Один из них, совершенно обессилевший и разуверившийся в том, что они смогут выбраться живыми из этой переделки, предлагал другому бросить группу и самим пробираться дальше.

Другой, хорошо понимая его состояние и не осуждая его за проявленное малодушие, рассудительно сказал:

— Подумай, что ты предлагаешь! Люди со всего мира приехали сражаться и умирать за нашу свободу, а мы, испанцы, предадим их, чтобы спасти свою жизнь! Как же мы будем жить после этого?

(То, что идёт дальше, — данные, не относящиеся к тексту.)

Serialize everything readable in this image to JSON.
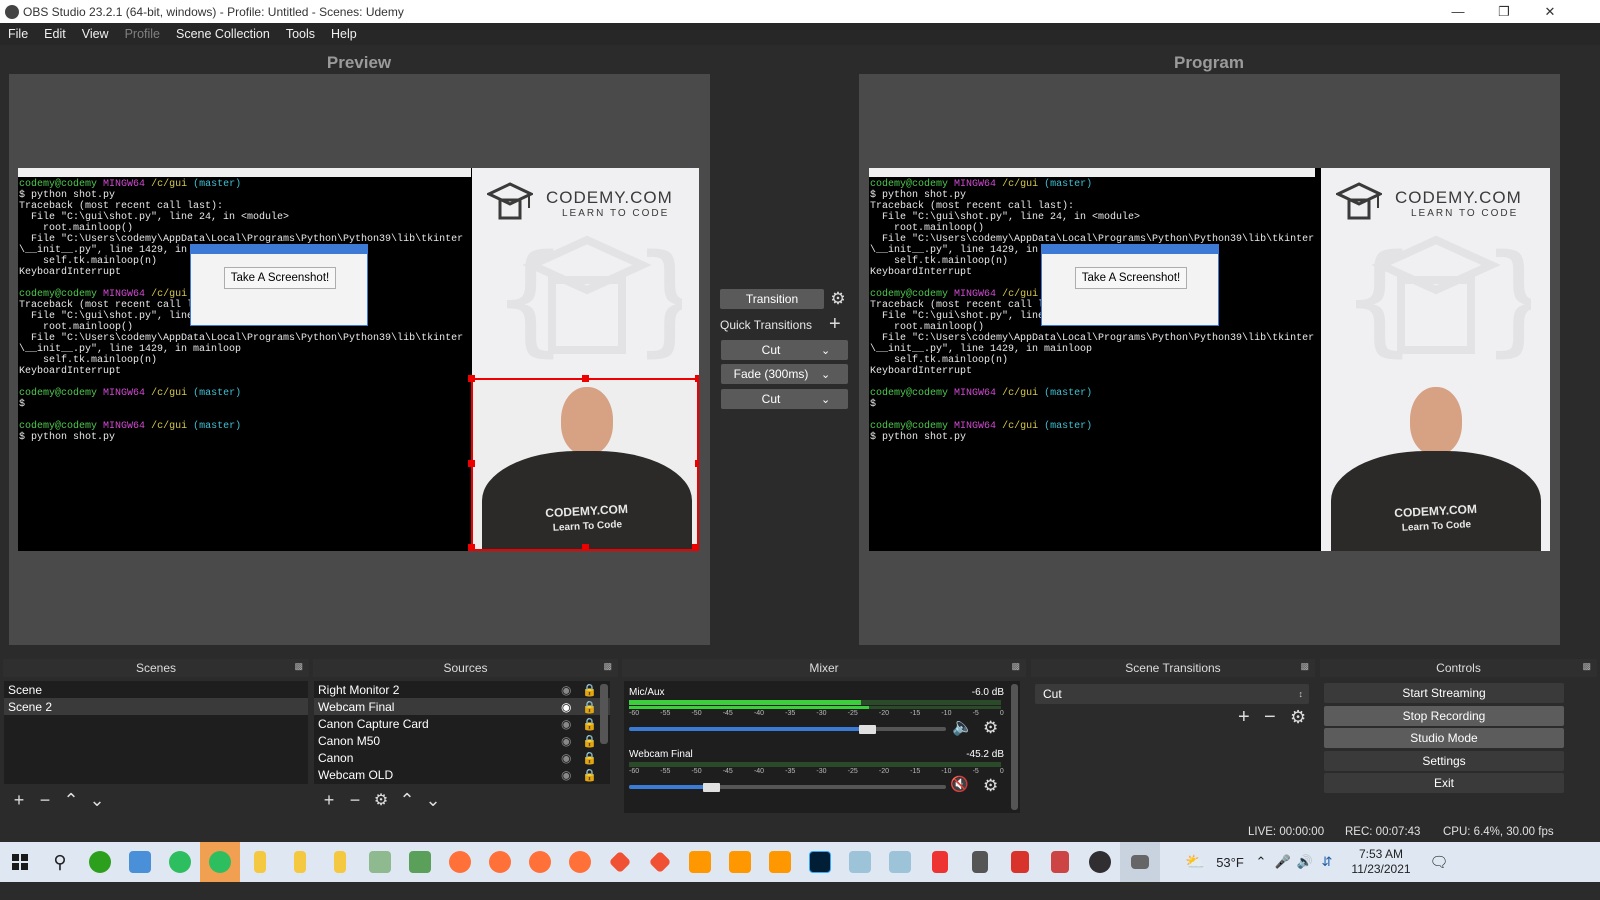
{
  "window": {
    "title": "OBS Studio 23.2.1 (64-bit, windows) - Profile: Untitled - Scenes: Udemy"
  },
  "menu": [
    "File",
    "Edit",
    "View",
    "Profile",
    "Scene Collection",
    "Tools",
    "Help"
  ],
  "preview": {
    "label": "Preview"
  },
  "program": {
    "label": "Program"
  },
  "terminal": {
    "lines": [
      "codemy@codemy MINGW64 /c/gui (master)",
      "$ python shot.py",
      "Traceback (most recent call last):",
      "  File \"C:\\gui\\shot.py\", line 24, in <module>",
      "    root.mainloop()",
      "  File \"C:\\Users\\codemy\\AppData\\Local\\Programs\\Python\\Python39\\lib\\tkinter",
      "\\__init__.py\", line 1429, in mainloop",
      "    self.tk.mainloop(n)",
      "KeyboardInterrupt",
      "",
      "codemy@codemy MINGW64 /c/gui (master)",
      "Traceback (most recent call last):",
      "  File \"C:\\gui\\shot.py\", line 24, in <module>",
      "    root.mainloop()",
      "  File \"C:\\Users\\codemy\\AppData\\Local\\Programs\\Python\\Python39\\lib\\tkinter",
      "\\__init__.py\", line 1429, in mainloop",
      "    self.tk.mainloop(n)",
      "KeyboardInterrupt",
      "",
      "codemy@codemy MINGW64 /c/gui (master)",
      "$",
      "",
      "codemy@codemy MINGW64 /c/gui (master)",
      "$ python shot.py"
    ]
  },
  "popup": {
    "button": "Take A Screenshot!"
  },
  "brand": {
    "name": "CODEMY.COM",
    "tagline": "LEARN TO CODE",
    "shirt_line1": "CODEMY.COM",
    "shirt_line2": "Learn To Code"
  },
  "transition_panel": {
    "transition_button": "Transition",
    "quick_transitions_label": "Quick Transitions",
    "items": [
      "Cut",
      "Fade (300ms)",
      "Cut"
    ]
  },
  "docks": {
    "scenes": {
      "title": "Scenes",
      "items": [
        "Scene",
        "Scene 2"
      ]
    },
    "sources": {
      "title": "Sources",
      "items": [
        "Right Monitor 2",
        "Webcam Final",
        "Canon Capture Card",
        "Canon M50",
        "Canon",
        "Webcam OLD"
      ]
    },
    "mixer": {
      "title": "Mixer",
      "channels": [
        {
          "name": "Mic/Aux",
          "level": "-6.0 dB",
          "volume": 0.75,
          "muted": false
        },
        {
          "name": "Webcam Final",
          "level": "-45.2 dB",
          "volume": 0.26,
          "muted": true
        }
      ],
      "scale": [
        "-60",
        "-55",
        "-50",
        "-45",
        "-40",
        "-35",
        "-30",
        "-25",
        "-20",
        "-15",
        "-10",
        "-5",
        "0"
      ]
    },
    "scene_transitions": {
      "title": "Scene Transitions",
      "selected": "Cut"
    },
    "controls": {
      "title": "Controls",
      "buttons": [
        "Start Streaming",
        "Stop Recording",
        "Studio Mode",
        "Settings",
        "Exit"
      ]
    }
  },
  "status": {
    "live": "LIVE: 00:00:00",
    "rec": "REC: 00:07:43",
    "cpu": "CPU: 6.4%, 30.00 fps"
  },
  "taskbar": {
    "temperature": "53°F",
    "time": "7:53 AM",
    "date": "11/23/2021"
  },
  "colors": {
    "accent_red": "#e00000",
    "meter_green": "#3ccf3c",
    "slider_blue": "#3a7bd5"
  }
}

И ночью бойцы разведгруппы стали прорываться через линию фронта, а когда попали под минометный обстрел, тот испанец, который хотел уйти в одиночку, закрыл его своим телом и был сражен осколком, предназначавшимся для товарища.

Все эти факты, упомянутые в отчете о служебной командировке в Испанию, мог вспомнить Иван Вдовин…

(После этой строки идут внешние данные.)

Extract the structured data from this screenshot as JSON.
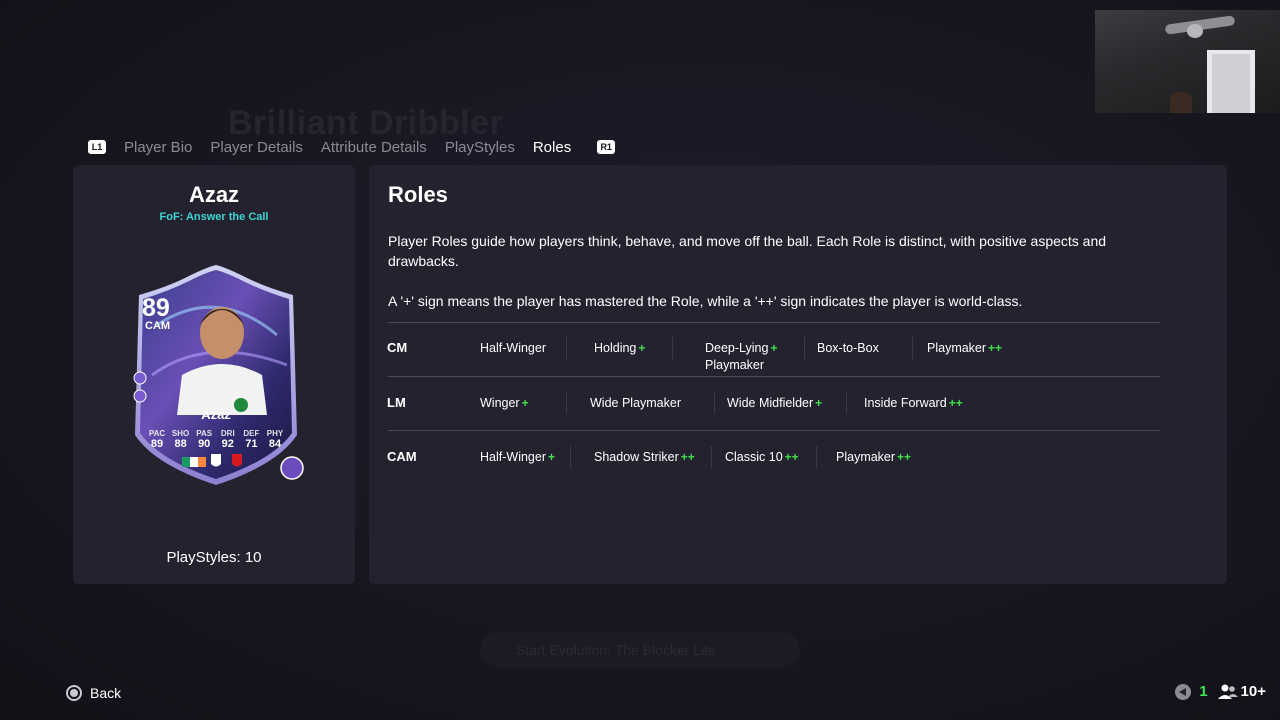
{
  "background_ghost": {
    "title": "Brilliant Dribbler",
    "bottom_hint": "Start Evolution: The Blocker Lite"
  },
  "tabs": {
    "left_button": "L1",
    "right_button": "R1",
    "items": [
      {
        "label": "Player Bio",
        "active": false
      },
      {
        "label": "Player Details",
        "active": false
      },
      {
        "label": "Attribute Details",
        "active": false
      },
      {
        "label": "PlayStyles",
        "active": false
      },
      {
        "label": "Roles",
        "active": true
      }
    ]
  },
  "player": {
    "name": "Azaz",
    "version": "FoF: Answer the Call",
    "playstyles_label": "PlayStyles: 10",
    "card": {
      "rating": "89",
      "position": "CAM",
      "name": "Azaz",
      "stats": [
        {
          "label": "PAC",
          "value": "89"
        },
        {
          "label": "SHO",
          "value": "88"
        },
        {
          "label": "PAS",
          "value": "90"
        },
        {
          "label": "DRI",
          "value": "92"
        },
        {
          "label": "DEF",
          "value": "71"
        },
        {
          "label": "PHY",
          "value": "84"
        }
      ]
    }
  },
  "roles": {
    "title": "Roles",
    "description1": "Player Roles guide how players think, behave, and move off the ball. Each Role is distinct, with positive aspects and drawbacks.",
    "description2": "A '+' sign means the player has mastered the Role, while a '++' sign indicates the player is world-class.",
    "rows": [
      {
        "position": "CM",
        "roles": [
          {
            "name": "Half-Winger",
            "plus": ""
          },
          {
            "name": "Holding",
            "plus": "+"
          },
          {
            "name": "Deep-Lying",
            "name2": "Playmaker",
            "plus": "+"
          },
          {
            "name": "Box-to-Box",
            "plus": ""
          },
          {
            "name": "Playmaker",
            "plus": "++"
          }
        ]
      },
      {
        "position": "LM",
        "roles": [
          {
            "name": "Winger",
            "plus": "+"
          },
          {
            "name": "Wide Playmaker",
            "plus": ""
          },
          {
            "name": "Wide Midfielder",
            "plus": "+"
          },
          {
            "name": "Inside Forward",
            "plus": "++"
          }
        ]
      },
      {
        "position": "CAM",
        "roles": [
          {
            "name": "Half-Winger",
            "plus": "+"
          },
          {
            "name": "Shadow Striker",
            "plus": "++"
          },
          {
            "name": "Classic 10",
            "plus": "++"
          },
          {
            "name": "Playmaker",
            "plus": "++"
          }
        ]
      }
    ]
  },
  "footer": {
    "back_label": "Back",
    "notification_count": "1",
    "friends_count": "10+"
  },
  "colors": {
    "accent_green": "#3fe04f",
    "version_teal": "#3ed6d2",
    "panel_bg": "#23222e"
  }
}
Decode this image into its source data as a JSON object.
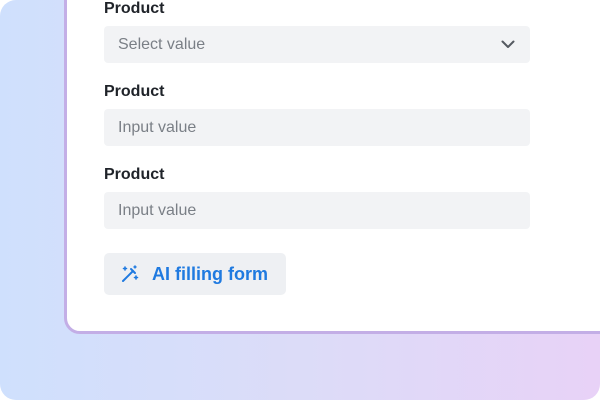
{
  "form": {
    "fields": [
      {
        "label": "Product",
        "type": "select",
        "placeholder": "Select value"
      },
      {
        "label": "Product",
        "type": "input",
        "placeholder": "Input value"
      },
      {
        "label": "Product",
        "type": "input",
        "placeholder": "Input value"
      }
    ],
    "ai_button_label": "AI filling form",
    "ai_button_icon": "magic-wand-icon",
    "select_icon": "chevron-down-icon"
  },
  "colors": {
    "accent": "#1f7ae0",
    "card_border": "#c3aee6",
    "field_bg": "#f2f3f5"
  }
}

Но мне почему-то казалось, что он должен был вспоминать о том, как впервые увидел мою мать.

Ее лицо возникло из светлого пятна, когда после многодневного беспамятства к нему вернулось сознание и он наконец открыл глаза.

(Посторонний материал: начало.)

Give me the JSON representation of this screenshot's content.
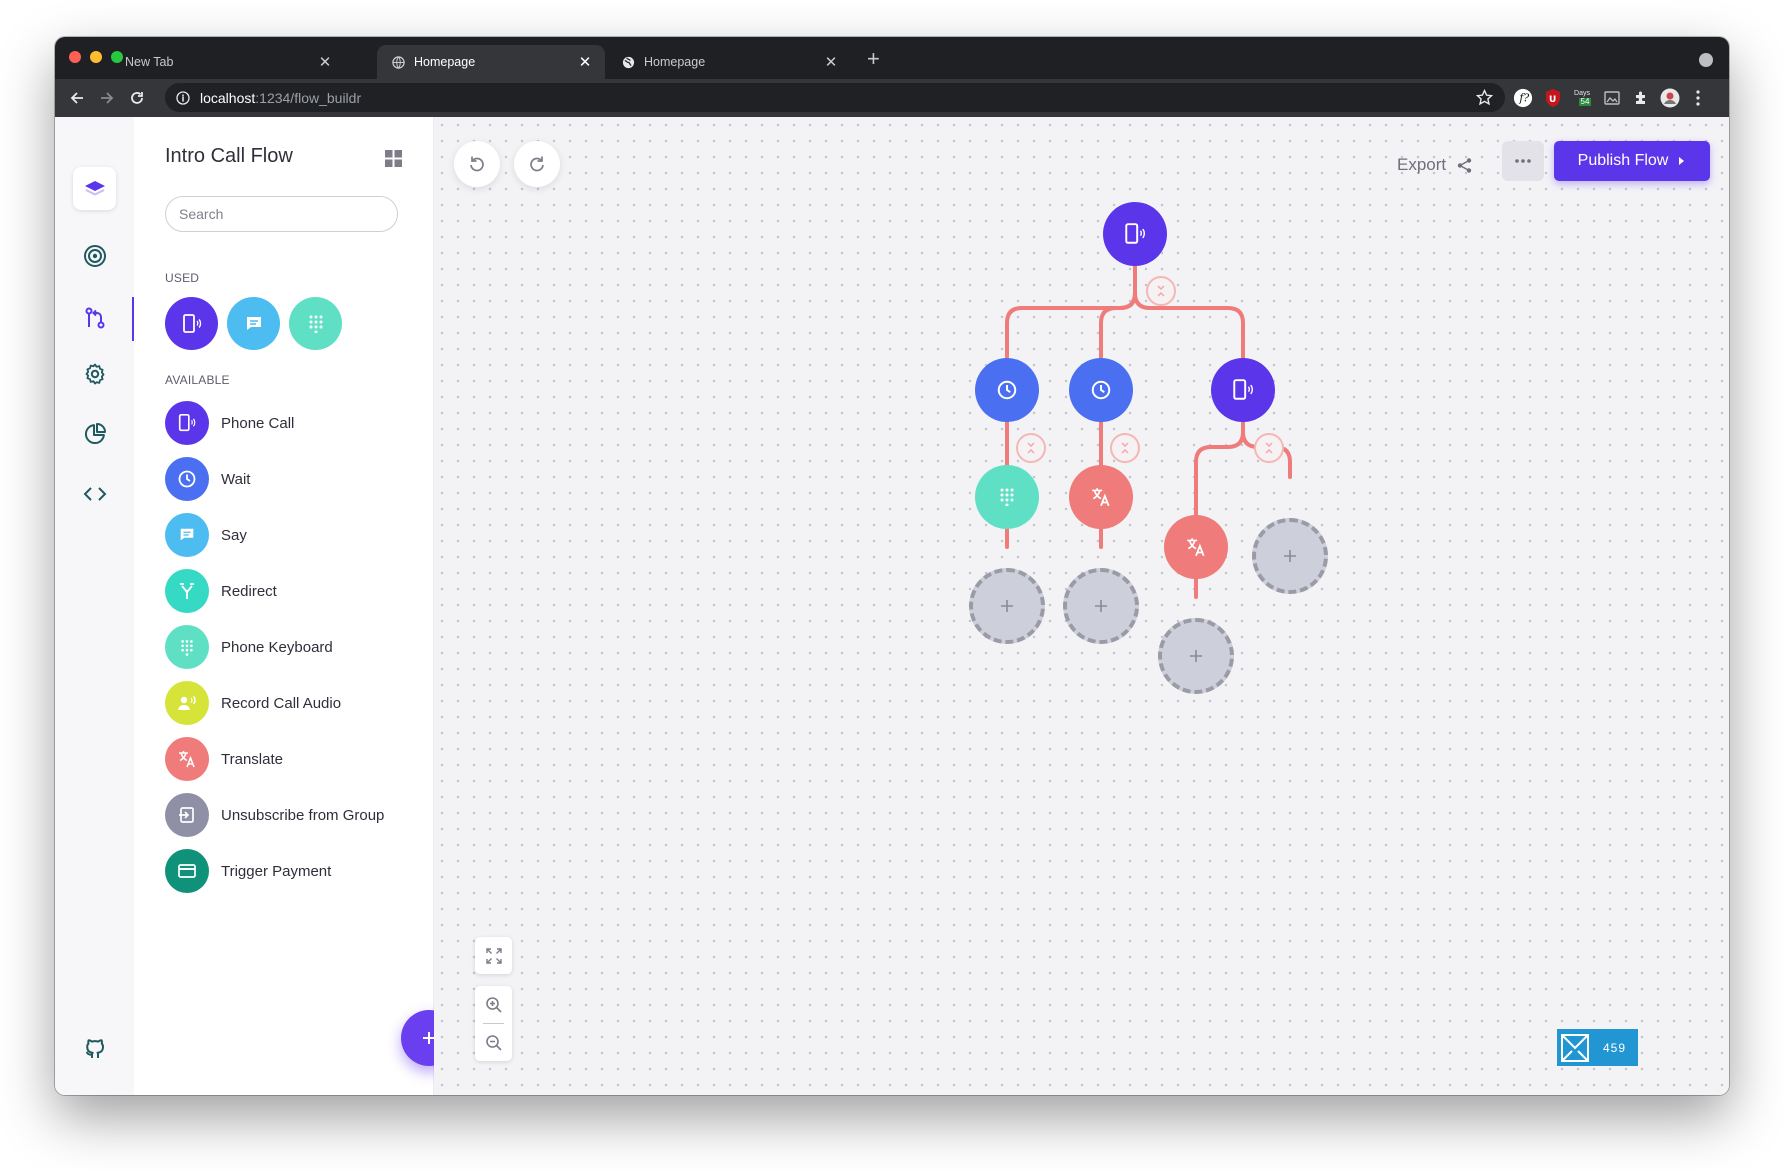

Пятно постепенно отдалялось, его очертания становились все четче и четче, фокусируясь на сетчатке глаз, как будто кто-то подкручивал в его сознании невидимую рукоятку, наводя объектив на резкость, пока это светлое пятно не превратилось в женское лицо.

В тот момент выхода из небытия весь мир сконцентрировался для него в этом незнакомом женском лице. Он вцепился в него взглядом, изо всех сил стараясь не дать ему снова расплыться в светлое пятно, чтобы не потерять сознания.

Это и была она…

А еще я думаю, что он вспомнил, как мать впервые вывела его на прогулку в госпитальный двор, как он зажмурился от внезапно ослепившего его тусклого зимнего солнца, искрящегося снега, как перехватил ему дыхание первый глоток морозного воздуха…

И конечно, он обязательно должен был вспоминать их поездку в Сочи, потому что это были лучшие дни в их короткой совместной жизни.

Мои предположения о ходе его мыслей переросли в уверенность, когда я дочитал справку до конца. Если бы он не думал обо всем этом, он, наверное, принял бы другое решение…

От воспоминаний Ивана Вдовина отвлекли какие-то странные звуки.

Он прислушался: внутренняя тюрьма жила своей обычной и от этого еще более страшной жизнью.